La ville pour Hilkija Britton, ce n'était rien qui vaille.
Rien du tout. En forêt, en plaine ou en savane, tout se serait passé autrement. Kija aurait tenté l'impossible pour semer ses poursuivants. D'abord cela. Et puis, s'il n'y était pas parvenu, il aurait agi en homme qui vend cher sa liberté d'homme, ainsi qu'on doit le faire : il aurait tiré.
Et pour sûr que deux ou trois de ces imbéciles de flics lancés à ses trousses auraient déjà embrassé le pavé.
En forêt ou en savane, oui…Là rien n'est compliqué, tout est net et sans détours. Mais pas dans les villes, ces enfers sur terre que les hommes se fabriquent par peur du vent qui souffle, par peur de la faim, par peur de la douleur, par peur de la peur… Monuments-aux-vivants que, par peur, on vénère…
Il courut une centaine de yards encore au milieu de la rue déserte jonchée de pavés déchaussés de pavés déchaussés et de détritus. Une rue inconnue, tremblante et grise comme un cauchemar, enfermée dans les hauts bras sombres des maisons mortes ; une rue sans nom, trouvée là, au bout de ses pas, par hasard, dans la fuite.

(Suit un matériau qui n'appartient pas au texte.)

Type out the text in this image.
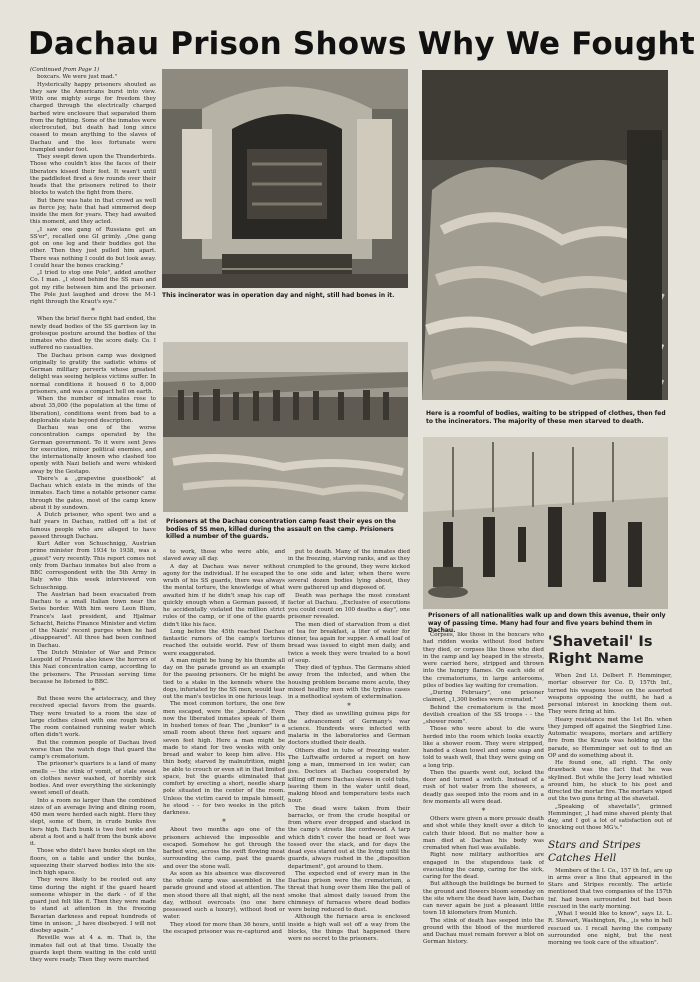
Dachau Prison Shows Why We Fought

(Continued from Page 1)

boxcars. We were just mad."

Hysterically happy prisoners shouted as they saw the Americans burst into view. With one mighty surge for freedom they charged through the electrically charged barbed wire enclosure that separated them from the fighting. Some of the inmates were electrocuted, but death had long since ceased to mean anything to the slaves of Dachau and the less fortunate were trampled under foot.

They swept down upon the Thunderbirds. Those who couldn't kiss the faces of their liberators kissed their feet. It wasn't until the paddlefeet fired a few rounds over their heads that the prisoners retired to their blocks to watch the fight from there.

But there was hate in that crowd as well as fierce joy, hate that had simmered deep inside the men for years. They had awaited this moment, and they acted.

„I saw one gang of Russians get an SS'er", recalled one GI grimly. „One gang got on one leg and their buddies got the other. Then they just pulled him apart. There was nothing I could do but look away. I could hear the bones cracking."

„I tried to stop one Pole", added another Co. I man. „I stood behind the SS man and got my rifle between him and the prisoner. The Pole just laughed and drove the M-1 right through the Kraut's eye."

*

When the brief fierce fight had ended, the newly dead bodies of the SS garrison lay in grotesque posture around the bodies of the inmates who died by the score daily. Co. I suffered no casualties.

The Dachau prison camp was designed originally to gratify the sadistic whims of German military perverts whose greatest delight was seeing helpless victims suffer. In normal conditions it housed 6 to 8,000 prisoners, and was a compact hell on earth.

When the number of inmates rose to about 35,000 (the population at the time of liberation), conditions went from bad to a deplorable state beyond description.

Dachau was one of the worse concentration camps operated by the German government. To it were sent Jews for execution, minor political enemies, and the internationally known who clashed too openly with Nazi beliefs and were whisked away by the Gestapo.

There's a „grapevine guestbook" at Dachau which exists in the minds of the inmates. Each time a notable prisoner came through the gates, most of the camp knew about it by sundown.

A Dutch prisoner, who spent two and a half years in Dachau, rattled off a list of famous people who are alleged to have passed through Dachau.

Kurt Adler von Schuschnigg, Austrian prime minister from 1934 to 1938, was a „guest" very recently. This report comes not only from Dachau inmates but also from a BBC correspondent with the 5th Army in Italy who this week interviewed von Schuschnigg.

The Austrian had been evacuated from Dachau to a small Italian town near the Swiss border. With him were Leon Blum, France's last president, and Hjalmar Schacht, Reichs Finance Minister and victim of the Nazis' recent purges when he had „disappeared". All three had been confined in Dachau.

The Dutch Minister of War and Prince Leopold of Prussia also knew the horrors of this Nazi concentration camp, according to the prisoners. The Prussian serving time because he listened to BBC.

*

But these were the aristocracy, and they received special favors from the guards. They were treated to a room the size of large clothes closet with one rough bunk. The room contained running water which often didn't work.

But the common people of Dachau lived worse than the watch dogs that guard the camp's crematorium.

The prisoner's quarters is a land of many smells — the stink of vomit, of stale sweat on clothes never washed, of horribly sick bodies. And over everything the sickeningly sweet smell of death.

Into a room no larger than the combined sizes of an average living and dining room, 450 men were herded each night. Here they slept, some of them, in crude bunks five tiers high. Each bunk is two feet wide and about a foot and a half from the bunk above it.

Those who didn't have bunks slept on the floors, on a table and under the bunks, squeezing their starved bodies into the six-inch high space.

They were likely to be routed out any time during the night if the guard heard someone whisper in the dark - of if the guard just felt like it. Then they were made to stand at attention in the freezing Bavarian darkness and repeat hundreds of time in unison: „I have disobeyed. I will not disobey again."

Reveille was at 4 a. m. That is, the inmates fall out at that time. Usually the guards kept them waiting in the cold until they were ready. Then they were marched

This incinerator was in operation day and night, still had bones in it.
Here is a roomful of bodies, waiting to be stripped of clothes, then fed to the incinerators. The majority of these men starved to death.
Prisoners at the Dachau concentration camp feast their eyes on the bodies of SS men, killed during the assault on the camp. Prisioners killed a number of the guards.
Prisoners of all nationalities walk up and down this avenue, their only way of passing time. Many had four and five years behind them in Dachau.

to work, those who were able, and slaved away all day.

A day at Dachau was never without agony for the individual. If he escaped the wrath of his SS guards, there was always the mental torture, the knowledge of what awaited him if he didn't snap his cap off quickly enough when a German passed, if he accidentally violated the million strict rules of the camp, or if one of the guards didn't like his face.

Long before the 45th reached Dachau fantastic rumors of the camp's tortures reached the outside world. Few of them were exaggerated.

A man might be hung by his thumbs all day on the parade ground as an example for the passing prisoners. Or he might be tied to a stake in the kennels where the dogs, infuriated by the SS men, would tear out the man's testicles in one furious leap.

The most common torture, the one few men escaped, were the „bunkers". Even now the liberated inmates speak of them in hushed tones of fear. The „bunker" is a small room about three feet square and seven feet high. Here a man might be made to stand for two weeks with only bread and water to keep him alive. His thin body, starved by malnutrition, might be able to crouch or even sit in that limited space, but the guards eliminated that comfort by erecting a short, needle sharp pole situated in the center of the room. Unless the victim cared to impale himself, he stood - - for two weeks in the pitch darkness.

*

About two months ago one of the prisoners achieved the impossible and escaped. Somehow he got through the barbed wire, across the swift flowing moat surrounding the camp, past the guards and over the stone wall.

As soon as his absence was discovered the whole camp was assembled in the parade ground and stood at attention. The men stood there all that night, all the next day, without overcoats (no one here possessed such a luxury), without food or water.

They stood for more than 36 hours, until the escaped prisoner was re-captured and

put to death. Many of the inmates died in the freezing, starving ranks, and as they crumpled to the ground, they were kicked to one side and later, when there were several dozen bodies lying about, they were gathered up and disposed of.

Death was perhaps the most constant factor at Dachau. „Exclusive of executions you could count on 100 deaths a day", one prisoner revealed.

The men died of starvation from a diet of tea for breakfast, a liter of water for dinner, tea again for supper. A small loaf of bread was issued to eight men daily, and twice a week they were treated to a bowl of soup.

They died of typhus. The Germans shied away from the infected, and when the housing problem became more acute, they mixed healthy men with the typhus cases in a methodical system of extermination.

*

They died as unwilling guinea pigs for the advancement of Germany's war science. Hundreds were infected with malaria in the laboratories and German doctors studied their death.

Others died in tubs of freezing water. The Luftwaffe ordered a report on how long a man, immersed in ice water, can live. Doctors at Dachau cooperated by killing off more Dachau slaves in cold tubs, leaving them in the water until dead, making blood and temperature tests each hour.

The dead were taken from their barracks, or from the crude hospital or from where ever dropped and stacked in the camp's streets like cordwood. A tarp which didn't cover the head or feet was tossed over the stack, and for days the dead eyes stared out at the living until the guards, always rushed in the „disposition department", got around to them.

The expected end of every man in the Dachau prison were the crematorium, a threat that hung over them like the pall of smoke that almost daily issued from the chimneys of furnaces where dead bodies were being reduced to dust.

Although the furnace area is enclosed inside a high wall set off a way from the blocks, the things that happened there were no secret to the prisoners.

Corpses, like those in the boxcars who had ridden weeks without food before they died, or corpses like those who died in the camp and lay heaped in the streets, were carried here, stripped and thrown into the hungry flames. On each side of the crematoriums, in large anterooms, piles of bodies lay waiting for cremation.

„During February", one prisoner claimed, „1,300 bodies were cremated."

Behind the crematorium is the most devilish creation of the SS troops - - the „shower room".

Those who were about to die were herded into the room which looks exactly like a shower room. They were stripped, handed a clean towel and some soap and told to wash well, that they were going on a long trip.

Then the guards went out, locked the door and turned a switch. Instead of a rush of hot water from the showers, a deadly gas seeped into the room and in a few moments all were dead.

*

Others were given a more prosaic death and shot while they knelt over a ditch to catch their blood. But no matter how a man died at Dachau his body was cremated when fuel was available.

Right now military authorities are engaged in the stupendous task of evacuating the camp, caring for the sick, caring for the dead.

But although the buildings be burned to the ground and flowers bloom someday on the site where the dead have lain, Dachau can never again be just a pleasant little town 18 kilometers from Munich.

The stink of death has seeped into the ground with the blood of the murdered and Dachau must remain forever a blot on German history.

'Shavetail' Is Right Name

When 2nd Lt. Delbert F. Hemminger, mortar observer for Co. D, 157th Inf., turned his weapons loose on the assorted weapons opposing the outfit, he had a personal interest in knocking them out. They were firing at him.

Heavy resistance met the 1st Bn. when they jumped off against the Siegfried Line. Automatic weapons, mortars and artillery fire from the Krauts was holding up the parade, so Hemminger set out to find an OP and do something about it.

He found one, all right. The only drawback was the fact that he was skylined. But while the Jerry lead whistled around him, he stuck to his post and directed the mortar fire. The mortars wiped out the two guns firing at the shavetail.

„Speaking of shavetails", grinned Hemminger, „I had mine shaved plenty that day, and I got a lot of satisfaction out of knocking out those MG's."

Stars and Stripes Catches Hell

Members of the I. Co., 157 th Inf., are up in arms over a line that appeared in the Stars and Stripes recently. The article mentioned that two companies of the 157th Inf. had been surrounded but had been rescued in the early morning.

„What I would like to know", says Lt. L. R. Stewart, Washington, Pa., „is who in hell rescued us. I recall having the company surrounded one night, but the next morning we took care of the situation".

Comme un cauchemar, oui…, un sale rêve qui vous tiraille le sommeil et vous transforme le repos en supplice, un monde affreux d'où l'on sait pourtant qu'on pourra s'évader, rien qu'en ouvrant les yeux. Seulement, Kija avait les yeux bien ouverts, et il courait réellement. Les crampes de fatigue qui se nouaient dans ses jambes, cette boule brûlante qui allait et venait des poumons à la gorge au rythme fou de sa respiration précipitée, rien de tout cela n'était illusoire.

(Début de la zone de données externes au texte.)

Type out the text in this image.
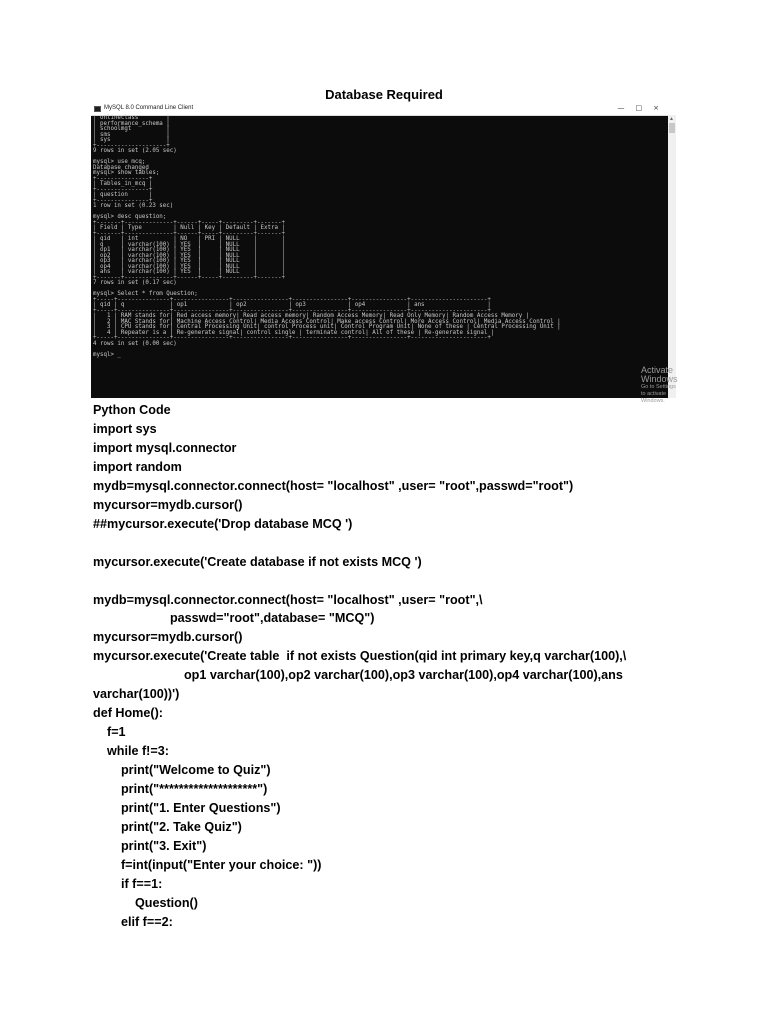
Database Required
MySQL 8.0 Command Line Client	—□×
| onlineclass        |
| performance_schema |
| schoolmgt          |
| sms                |
| sys                |
+--------------------+
9 rows in set (2.05 sec)

mysql> use mcq;
Database changed
mysql> show tables;
+---------------+
| Tables_in_mcq |
+---------------+
| question      |
+---------------+
1 row in set (0.23 sec)

mysql> desc question;
+-------+--------------+------+-----+---------+-------+
| Field | Type         | Null | Key | Default | Extra |
+-------+--------------+------+-----+---------+-------+
| qid   | int          | NO   | PRI | NULL    |       |
| q     | varchar(100) | YES  |     | NULL    |       |
| op1   | varchar(100) | YES  |     | NULL    |       |
| op2   | varchar(100) | YES  |     | NULL    |       |
| op3   | varchar(100) | YES  |     | NULL    |       |
| op4   | varchar(100) | YES  |     | NULL    |       |
| ans   | varchar(100) | YES  |     | NULL    |       |
+-------+--------------+------+-----+---------+-------+
7 rows in set (0.17 sec)

mysql> Select * from Question;
+-----+---------------+----------------+----------------+----------------+----------------+----------------------+
| qid | q             | op1            | op2            | op3            | op4            | ans                  |
+-----+---------------+----------------+----------------+----------------+----------------+----------------------+
|   1 | RAM stands for| Red access memory| Read access memory| Random Access Memory| Read Only Memory| Random Access Memory |
|   2 | MAC Stands for| Machine Access Control| Media Access Control| Make access Control| More Access Control| Media Access Control |
|   3 | CPU stands for| Central Processing Unit| control Process unit| Control Program Unit| None of these | Central Processing Unit |
|   4 | Repeater is a | Re-generate signal| control single | terminate control| All of these | Re-generate signal |
+-----+---------------+----------------+----------------+----------------+----------------+----------------------+
4 rows in set (0.00 sec)

mysql> _
▲
Activate Windows
Go to Settings to activate Windows.
Python Code
import sys
import mysql.connector
import random
mydb=mysql.connector.connect(host= "localhost" ,user= "root",passwd="root")
mycursor=mydb.cursor()
##mycursor.execute('Drop database MCQ ')

mycursor.execute('Create database if not exists MCQ ')

mydb=mysql.connector.connect(host= "localhost" ,user= "root",\
passwd="root",database= "MCQ")
mycursor=mydb.cursor()
mycursor.execute('Create table  if not exists Question(qid int primary key,q varchar(100),\
op1 varchar(100),op2 varchar(100),op3 varchar(100),op4 varchar(100),ans
varchar(100))')
def Home():
f=1
while f!=3:
print("Welcome to Quiz")
print("********************")
print("1. Enter Questions")
print("2. Take Quiz")
print("3. Exit")
f=int(input("Enter your choice: "))
if f==1:
Question()
elif f==2:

Sa course vint mourir contre un arbre, au bord de la chaussée. Fermant les yeux, il les rouvrit une seconde pour que s'envolent ces fulgurations brillantes et rouges qui lui dansaient sous les paupières. Il jeta un rapide coup d'œil sur les alentours, grimaça de dégoût et de douleur à la fois. La nuit venue renforçait encore la couleur d'infini qui baignait cette rue. Les maisons rangées comme des soldats pétrifiés… Par une seule fenêtre ouverte, ni une porte… Des cages-à-hommes, bien closes…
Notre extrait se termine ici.